Here’s some reading that I’ve enjoyed or am looking forward to on AI Ethics and Fair ML:

Popular science // non-fiction books

  • Weapons of math destruction — Cathy O’Neil: Nice outline of what I believe is the biggest ethical concern regarding ML systems: They reinforce existing biases and inequalities.

  • Data Feminism — Catherine D’Ignazio & Lauren F. Klein: A tour of data/AI ethics from a feminist standpoint; feminism here meant in its broadest intersectional sense (i.e. they also consider race, ability status, etc.). Quite heavy on the examples. This book is freely available online .

  • Algorithms of Oppression — Safiya Umoja Noble: Focuses on race and representation in the context of search engines. 
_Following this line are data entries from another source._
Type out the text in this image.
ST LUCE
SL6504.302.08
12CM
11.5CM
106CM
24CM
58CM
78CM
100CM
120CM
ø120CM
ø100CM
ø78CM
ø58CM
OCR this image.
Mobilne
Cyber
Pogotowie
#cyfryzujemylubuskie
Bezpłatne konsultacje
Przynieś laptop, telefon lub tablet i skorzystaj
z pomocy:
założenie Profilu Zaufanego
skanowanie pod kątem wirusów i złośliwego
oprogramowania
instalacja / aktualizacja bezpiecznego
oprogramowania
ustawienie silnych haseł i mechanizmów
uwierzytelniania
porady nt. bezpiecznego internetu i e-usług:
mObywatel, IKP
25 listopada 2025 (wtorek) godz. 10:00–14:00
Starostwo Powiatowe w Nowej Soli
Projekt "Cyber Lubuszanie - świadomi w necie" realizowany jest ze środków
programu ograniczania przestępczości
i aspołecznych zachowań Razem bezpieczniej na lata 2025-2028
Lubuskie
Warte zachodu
  • Race after technology — Ruha Benjamin: I haven’t read this one yet, here’s what Wikipedia says: “Race After Technology: Abolitionist Tools for the New Jim Code is a 2019 American book focusing on a range of ways in which social hierarchies, particularly racism, are embedded in the logical layer of internet-based technologies.”

  • The Alignment Problem: Machine Learning and Human Values — Brian Christian: I haven’t read this one yet, it seems to be a pretty broad intro to the ethics of ML.

  • Invisible Women — Caroline Criado Perez: A lot of our world is designed in a data-driven way, but for historical reasons this data is often data collected on men (for example in the military). As a consequence women are, for example, 47% more likely to get injured in car accidents. Urgh. Can also recommend the related 99% invisible podcast episode.

  • The Age of Surveillance Capitalism — Shoshana Zuboff: An analysis of the problematic economics of big data.

  • Artificial Unintelligence — Meredith Broussard: “A guide to understanding the inner workings and outer limits of technology and why we should never assume that computers always get it right.”

Science writing

  • FairML book — Solon Barocas, Moritz Hardt & Arvind Narayanan: A textbook on fair machine learning giving an overview of the relatively young field. This is for technical readers (nothing scary but contains some math/ml). Available here.

  • FAccT conference proceedings : Latest research trends within Fairness, Accountability and Transparency in ML.

Blogs etc.

  • Algorithmic Justice League. The amazing Joy Buolamwini who started the AJL initiative and her collaborators made a documentary, it’s on Netflix.

  • An article on why I believe it’s useful working on ML Fairness.